Photo: VTTI

Photo: VTTI

Researchers at the Virginia Tech Transportation Institute are in the early stages of an idea to move stop and yield signs from the side of the road into the car itself, where a dashboard screen will automatically alert the driver of what actions to take, if any.

Alexandria Noble, a master’s student with the Virginia Tech Charles E. Via Jr. Department of Civil and Environmental Engineering, is spearheading the proof of concept adaptive stop-yield study with funding from the U.S. Department of Transportation.

The project directly ties into the institute’s growing endeavor into connected-vehicle technology, a futuristic intranet-like grid system where “smart” cars and other vehicles will be able to communicate not only with each other but surrounding infrastructure to help prevent auto crashes and ease congestion.

Noble recently finished a 17-week closed experiment directly behind the institute’s main base, involving dozens of local test participants, aged 18-25 and then older than 50, in cars outfitted with small GPS-like dashboard screens that would alert the driver with a flashing display to either stop or yield, and proceed through the intersection.

Institute researchers trained to safely interact with the participant driving test vehicles drove additional cars at intersections during the tests.

Cameras set up inside the institute-provided test vehicle filmed test subjects, capturing images of the motorist’s upper body, line of sight, the dashboard, and the vehicle itself. Also part of the test, were scenarios where the automated sign technology was allowed to fail, leaving the test subject to act on their own accord.

“This study was set up to take place in a future where all static traffic control infrastructure, such as stop signs and yield signs, are no longer needed, and you have an adaptable in-vehicle display telling you when you need to stop and when a stop is unnecessary,” said Noble.

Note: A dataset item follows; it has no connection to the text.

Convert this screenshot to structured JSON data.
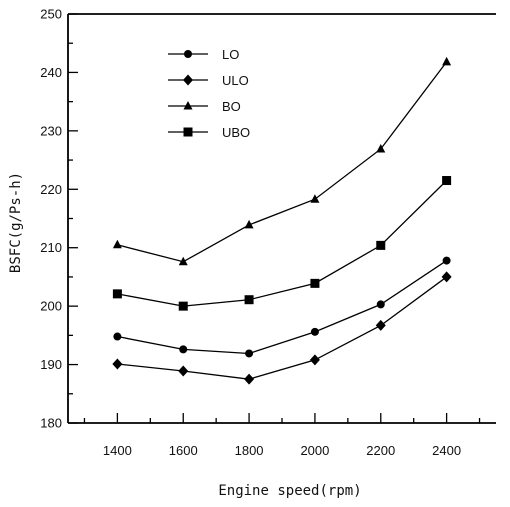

“The deployment of this technology in the real world would involve a whole re-working of the transportation system and is not likely to be deployed in the near future,” she said. “However, this study will be useful in developing future connected-vehicle applications in a general sense and demonstrates that this is possible and how well it is received by naive drivers with minimal training on the subject.”

The project is only beginning, according to the university, noting this idea has not been tested in real traffic environments. Hours of footage of tests subjects will be reviewed and compared to that of drivers filmed during naturalistic conditions in separate institute studies.

Reasons for bringing traffic signage and warnings directly into cars are many according to the university. Roadside stop and yield signs are often overlooked or outright ignored. Physical signs also are costly, they must be kept up, replaced when damaged, and there’s always the danger of a sign being stolen or covered by tree growth.

Other traffic signs also only have limited use. For example, “Bridge Freezes Before Road” signs. Such signs may be needed during most winter days in, say, Rhode Island, but during summer it’s not likely. And in a warm state such as Alabama, even during winter, its need is rare. Adaptive in-car warnings would be better for the driver, as and when needed, according to researchers.